Lights going up in the city; arduous but rewarding task


By Carolyn Roy,, 318-352-3618 ext. 219

If you’re looking for an optimistic person, look to Lee McKinney, the electrical superintendent in the Natchitoches Utility Department. McKinney has worked for the City for 26 years and for all that time, he’s had a part in hanging the strands of lights with 300,000 bulbs that illuminate Natchitoches for Christmas.

“We all work together,” he says of the crew of 15 full-time employees who have begun the two month long task of hanging the lights. They may get extra help as the festival nears. It’s an arduous task that begins with moving the strands of lights stored in City property on Mill Street. Then comes managing traffic. The crew generally can’t work before 8 a.m., nor after 2:30 p.m., peak traffic times because of school starting and ending.

“The traffic is a nightmare,” McKinney says. “Front Street and the bridge are the hardest.” Lights in those two locations are the last to go up and are strung at night.
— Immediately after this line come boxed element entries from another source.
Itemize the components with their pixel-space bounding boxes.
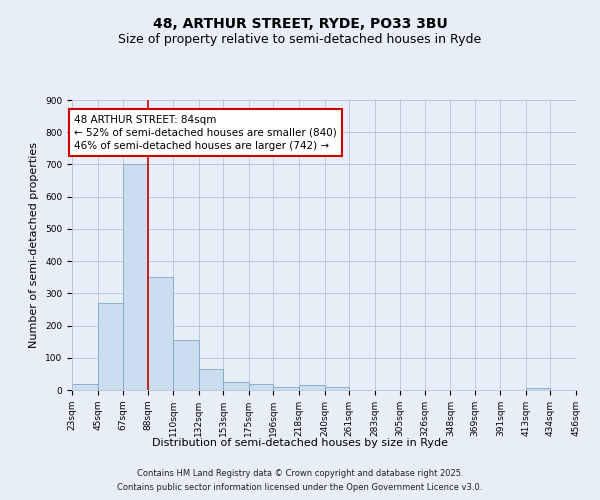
Bar: [223, 382, 249, 390]
Text: Contains HM Land Registry data © Crown copyright and database right 2025.: Contains HM Land Registry data © Crown c…: [137, 468, 463, 477]
Bar: [199, 369, 223, 390]
Text: Size of property relative to semi-detached houses in Ryde: Size of property relative to semi-detach…: [118, 32, 482, 46]
Bar: [72, 384, 98, 390]
Y-axis label: Number of semi-detached properties: Number of semi-detached properties: [29, 142, 40, 348]
Text: 48, ARTHUR STREET, RYDE, PO33 3BU: 48, ARTHUR STREET, RYDE, PO33 3BU: [152, 18, 448, 32]
Text: 48 ARTHUR STREET: 84sqm
← 52% of semi-detached houses are smaller (840)
46% of s: 48 ARTHUR STREET: 84sqm ← 52% of semi-de…: [74, 114, 337, 151]
Bar: [325, 388, 349, 390]
Bar: [299, 385, 325, 390]
Bar: [123, 164, 148, 390]
Text: Contains public sector information licensed under the Open Government Licence v3: Contains public sector information licen…: [118, 484, 482, 492]
Bar: [173, 340, 199, 390]
Text: Distribution of semi-detached houses by size in Ryde: Distribution of semi-detached houses by …: [152, 438, 448, 448]
Bar: [249, 384, 274, 390]
Bar: [98, 303, 123, 390]
Bar: [148, 277, 173, 390]
Bar: [274, 387, 299, 390]
Bar: [526, 388, 550, 390]
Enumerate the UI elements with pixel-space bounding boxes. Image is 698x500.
The first locations are the side streets. He says the crew got lucky this year because they had strung the lights on the riverbank before the heavy rain started and the trucks didn’t damage the landscape. There was minimal damage from the two hurricanes.

This year there will be 110 set pieces on the riverbank. While there are no new ones, the American flag has been totally restored for the first time in about six years. McKinney laughs when asked which is easier, hanging the lights or taking them down.

“When it’s over, we just pull ’em down.” Hanging and removing the glowing strands of lights are just part of the job. Aubrey Garcie is a former utility department employee who works part-time, year round. “When the lights come down, he examines every single one,” McKinney says. Garcie replaces damaged and faded bulbs. Despite two hurricanes and endless traffic, McKinney is sure the lights will be in place for the thousands of visitors and home folks as well. “We’re going to get it all up and make it pretty.”